Pour la première fois, un exploitant agricole, soutenu par des organisations de défense des droits et de l’environnement, demande à la justice d’obliger un géant pétrolier à changer radicalement de trajectoire. Au centre des débats : la responsabilité d’une entreprise dans le dérèglement climatique et ses conséquences très concrètes sur la vie quotidienne des citoyens.
Un procès qui dépasse les frontières de la Belgique
Le tribunal de l’entreprise de Tournai est devenu, le temps de quelques audiences, le théâtre d’un affrontement symbolique entre les défenseurs d’une transition écologique accélérée et l’un des acteurs majeurs de l’industrie fossile. L’affaire oppose un agriculteur belge nommé Hugues Falys à TotalEnergies, accusé d’avoir contribué de manière significative au réchauffement planétaire.
Les plaignants ne se contentent pas de pointer du doigt des émissions passées. Ils demandent des mesures très précises : la fin immédiate de tout nouvel investissement dans l’exploration et l’exploitation de nouveaux gisements de pétrole et de gaz. Ils exigent également des compensations financières pour les préjudices subis par l’agriculteur du fait d’événements météorologiques extrêmes.

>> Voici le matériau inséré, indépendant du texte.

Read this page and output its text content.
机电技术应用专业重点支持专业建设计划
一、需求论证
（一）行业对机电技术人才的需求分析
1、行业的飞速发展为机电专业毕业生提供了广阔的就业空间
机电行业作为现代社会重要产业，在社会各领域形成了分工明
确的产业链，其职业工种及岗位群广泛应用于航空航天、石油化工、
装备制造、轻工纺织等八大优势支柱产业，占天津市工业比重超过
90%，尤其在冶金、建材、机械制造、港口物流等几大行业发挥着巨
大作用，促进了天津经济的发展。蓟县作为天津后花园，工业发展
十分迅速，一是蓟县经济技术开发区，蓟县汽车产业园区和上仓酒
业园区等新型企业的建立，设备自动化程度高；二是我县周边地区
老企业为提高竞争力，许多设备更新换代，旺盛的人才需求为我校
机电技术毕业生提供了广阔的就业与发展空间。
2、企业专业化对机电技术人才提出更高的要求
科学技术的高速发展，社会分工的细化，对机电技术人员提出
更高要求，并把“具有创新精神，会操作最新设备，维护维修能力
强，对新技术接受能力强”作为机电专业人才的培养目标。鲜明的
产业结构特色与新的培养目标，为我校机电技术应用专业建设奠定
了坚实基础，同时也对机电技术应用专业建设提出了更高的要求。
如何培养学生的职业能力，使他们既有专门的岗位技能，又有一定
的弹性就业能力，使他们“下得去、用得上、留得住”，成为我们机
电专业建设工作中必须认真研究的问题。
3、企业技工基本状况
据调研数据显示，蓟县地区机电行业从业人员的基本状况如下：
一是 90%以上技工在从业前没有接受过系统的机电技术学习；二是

L’éco-anxiété reconnue comme un préjudice réel
L’un des aspects les plus novateurs de cette procédure réside dans la reconnaissance de l’éco-anxiété comme un dommage potentiellement indemnisable. Hugues Falys explique lui-même souffrir de cette angoisse existentielle liée au climat. Il ne s’agit plus seulement de pertes matérielles dans les champs, mais d’un impact psychologique profond causé par la certitude que le monde change irrémédiablement.
Les avocats des plaignants martèlent que le dérèglement climatique porte directement atteinte aux droits fondamentaux, notamment le droit à la santé physique et mentale. En ne communiquant pas suffisamment sur cette dimension humaine, l’entreprise défenderesse laisserait selon eux un angle mort dans sa stratégie de défense.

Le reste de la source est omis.